3.2 In respect of the matter regarding the directors’ refusal to amend the value of the range of garden furniture sold to a discount retailer in the year-end financial statements, state whether or not you would modify the audit opinion. Give reasons for your conclusion and outline the modifications, if any, to the auditor’s report.

(7 marks) 

Total 20 marks

Question 4

4.1 “The auditors from KPMG, earning around £1.5m a year for vouching that Carillion’s accounts gave a “true and fair view” of its business, were in fact rubber-stamping figures that ‘misrepresented the reality of the business’. In March 2017, the firm expressed no concern over reported profits of £150m even though just four months later these proved to be illusory.

“Nobody says accounting is easy. Estimating profits and losses on long-term contracts before they finish, for example, involves fine judgment.

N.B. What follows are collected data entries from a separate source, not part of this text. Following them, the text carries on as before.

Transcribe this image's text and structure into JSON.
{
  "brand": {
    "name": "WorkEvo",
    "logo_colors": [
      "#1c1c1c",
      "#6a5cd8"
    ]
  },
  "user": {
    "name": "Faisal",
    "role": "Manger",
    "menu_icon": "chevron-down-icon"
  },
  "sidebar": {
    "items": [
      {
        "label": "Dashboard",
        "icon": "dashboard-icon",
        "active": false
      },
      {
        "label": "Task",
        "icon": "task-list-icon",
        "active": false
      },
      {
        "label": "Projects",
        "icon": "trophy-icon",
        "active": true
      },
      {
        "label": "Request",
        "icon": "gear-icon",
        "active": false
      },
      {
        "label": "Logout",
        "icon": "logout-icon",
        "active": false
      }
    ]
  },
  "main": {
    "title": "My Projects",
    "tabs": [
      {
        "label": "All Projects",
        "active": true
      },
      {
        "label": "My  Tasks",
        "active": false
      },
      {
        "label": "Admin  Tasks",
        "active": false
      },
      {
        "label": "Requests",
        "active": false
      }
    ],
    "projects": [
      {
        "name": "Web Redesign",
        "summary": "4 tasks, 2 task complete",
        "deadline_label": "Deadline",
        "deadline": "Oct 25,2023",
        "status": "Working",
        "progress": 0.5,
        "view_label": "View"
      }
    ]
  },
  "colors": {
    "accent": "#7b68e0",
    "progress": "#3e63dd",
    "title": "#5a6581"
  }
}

But this should be exercised by managers and auditors with ‘professional scepticism’.

“This failure, which included ‘accounting for revenue for work that [had] not even been agreed’, enabled Carillion to present the healthy results that justified the lavish dividends and boardroom bonuses that drove the company into insolvency.”

Requirement

  Critically appraise the above quote, assessing the validity of the opinions expressed.

  Explain how proposed reforms to auditing may prevent a recurrence of audit failures such as Carillion.

(12 marks) 

4.2 Described below are situations which have arisen at two unrelated clients of your firm.

Lake

Lake Ltd (Lake) Your firm is performing an engagement to examine and provide assurance on Lake’s cash flow forecast for the three years ending 30 September 20Y1. The forecast has been prepared by Lake’s directors in support of a loan application. Lake’s bank requires the forecast to be examined and reported on by independent accountants. The cash flow forecast has been prepared on the assumption that revenue will grow by 8% pa. Your firm believes this is highly unrealistic because current revenue growth for Lake and the industry in which it operates is 2% pa and 3% pa respectively.

Sail

Sail plc (Sail) Sail is a listed company. Your firm has accepted an assurance engagement to provide an opinion on Sail’s greenhouse gas (GHG) statement for the year ended 30 June 20X8. Sail has estimated the emissions figures for the period February to June 20X8 and is required to disclose this fact in the GHG statement. Your firm is satisfied with the basis of the estimate and that it has been appropriately disclosed by Sail. The inclusion of estimates is fundamental to users’ understanding of the GHG statement. Requirement For each of the four situations above, state, with reasons, the implications for your firm’s audit or assurance reports.